Protein language models trained on evolutionary data have emerged as powerful tools for predictive problems involving protein sequence, structure and function. However, these models overlook decades of research into biophysical factors governing protein function. We propose mutational effect transfer learning (METL), a protein language model framework that unites advanced machine learning and biophysical modeling. Using the METL framework, we pretrain transformer-based neural networks on biophysical simulation data to capture fundamental relationships between protein sequence, structure and energetics. We fine-tune METL on experimental sequence-function data to harness these biophysical signals and apply them when predicting protein properties like thermostability, catalytic activity and fluorescence. METL excels in challenging protein engineering tasks like generalizing from small training sets and position extrapolation, although existing methods that train on evolutionary signals remain powerful for many types of experimental assays. We demonstrate METL's ability to design functional green fluorescent protein variants when trained on only 64 examples, showcasing the potential of biophysics-based protein language models for protein engineering.

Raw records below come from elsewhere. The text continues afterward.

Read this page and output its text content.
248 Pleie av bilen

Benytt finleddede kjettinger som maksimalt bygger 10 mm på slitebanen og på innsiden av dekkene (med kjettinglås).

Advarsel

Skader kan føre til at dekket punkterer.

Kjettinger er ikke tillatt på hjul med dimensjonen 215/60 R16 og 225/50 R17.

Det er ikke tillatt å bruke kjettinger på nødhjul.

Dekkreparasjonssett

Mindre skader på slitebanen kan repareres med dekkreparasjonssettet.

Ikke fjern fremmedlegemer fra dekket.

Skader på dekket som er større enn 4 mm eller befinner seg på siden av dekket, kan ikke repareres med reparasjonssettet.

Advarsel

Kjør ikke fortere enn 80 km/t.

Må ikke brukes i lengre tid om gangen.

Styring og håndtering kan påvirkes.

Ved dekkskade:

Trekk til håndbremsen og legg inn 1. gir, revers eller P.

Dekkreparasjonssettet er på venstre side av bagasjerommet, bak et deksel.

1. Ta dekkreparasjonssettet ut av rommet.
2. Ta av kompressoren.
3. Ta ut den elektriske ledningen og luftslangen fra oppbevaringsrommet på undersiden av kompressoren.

基于进化数据训练的蛋白质语言模型已成为解决涉及蛋白质序列、结构和功能的预测问题的强大工具。然而,这些模型忽略了数十年来对控制蛋白质功能的生物物理因素的研究。我们提出了突变效应迁移学习(METL),这是一个将先进的机器学习和生物物理建模相结合的蛋白质语言模型框架。使用METL框架,我们在生物物理模拟数据上对基于Transformer的神经网络进行预训练,以捕捉蛋白质序列、结构和能量学之间的基本关系。我们在实验序列-功能数据上对METL进行微调,以利用这些生物物理信号,并在预测热稳定性、催化活性和荧光等蛋白质特性时应用它们。METL在具有挑战性的蛋白质工程任务中表现出色,例如从小训练集中进行泛化和位置外推,尽管基于进化信号训练的现有方法在许多类型的实验分析中仍然很强大。我们展示了METL在仅以64个示例进行训练时设计功能性绿色荧光蛋白变体的能力,展示了基于生物物理学的蛋白质语言模型在蛋白质工程中的潜力。